European cable TV set for renewed growth
Any idea that the European cable TV sector is in decline under siege from OTT operators with lower cost bases has been scotched by a report from analyst group IHS. The sector is in good health with prospects of further growth and set to attract further investment from mobile operators and other possible entrants, according to the report. Such predictions are based on solid growth data, combined with several recent major acquisitions indicative that European cable TV remains an attractive field for leading players such as Liberty Global and Vodafone.
The European cable industry grew in value by over 5% in 2012, with revenues scaling €22.4, reaching 61.3 million households and accounting for 112.9 million revenue generating units at monthly ARPU of €26.60, according to the European Broadband Cable Report, published by IHS in collaboration with industry association Cable Europe.
However drilling into these figures, it emerges that broadband rather than TV has driven most of that growth, as it has in some other regions. While cable operators mostly began purely as pay TV service providers they have moved increasingly into telecoms, which now accounts for 46 percent of total European revenues in the sector. In 10 European countries, cable operators now earn more from broadband plus voice than from pay TV.
IHS argues this is actually a positive development, since broadband footprint will increasingly determine success in pay TV. Cable operators will be locked into ever more intensive battles to own the whole home digital real estate through multi-play services that will start to include smart home services like energy management as well.

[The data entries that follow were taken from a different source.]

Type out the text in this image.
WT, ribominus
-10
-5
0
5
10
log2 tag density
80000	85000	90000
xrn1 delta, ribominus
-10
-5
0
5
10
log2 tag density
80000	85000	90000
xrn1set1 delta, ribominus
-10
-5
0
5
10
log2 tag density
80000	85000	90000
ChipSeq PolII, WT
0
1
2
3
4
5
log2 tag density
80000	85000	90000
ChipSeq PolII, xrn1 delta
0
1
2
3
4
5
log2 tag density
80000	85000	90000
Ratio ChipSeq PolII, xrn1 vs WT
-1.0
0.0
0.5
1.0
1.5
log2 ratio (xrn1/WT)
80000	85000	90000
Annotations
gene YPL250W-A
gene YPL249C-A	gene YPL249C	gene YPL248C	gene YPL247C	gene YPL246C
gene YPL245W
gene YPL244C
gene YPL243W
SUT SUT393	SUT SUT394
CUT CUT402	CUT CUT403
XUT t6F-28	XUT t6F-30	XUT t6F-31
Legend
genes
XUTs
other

However, there is also a battle developing outside the home for provision of broadband and TV services to mobile devices, and here European operators have been investing wisely in Wi-Fi hotspots through various strategies, according to IHS. The ability to serve subscribers with content and broadband access wherever they are will be crucial to success.
IHS also pointed out that Vodafone’s recent $10.3 billion acquisition of Kabel Deutschland, Germany's largest cable operator, now approved by the European Union, is more than just a bid to establish a fixed line infrastructure underpinning mobile services, but is a vote of confidence in European cable. The same could be said of Liberty Global’ s continued expansion in the region as a pan European cable operator, capped by its $23 billion takeover of Virgin Media, the UK’s biggest MSO, early 2013.
Meanwhile, consolidation is taking place in a different sense on the global cable TV stage, since Cable Europe, the collaborator in the IHS survey, is in the process of merging with CableLabs, its counterpart in North America. Historically, Europe and North America have had slight differences in cable TV standards, but now the two bodies have decided it is time to converge around common technologies and strategies to maintain cable’s competitiveness.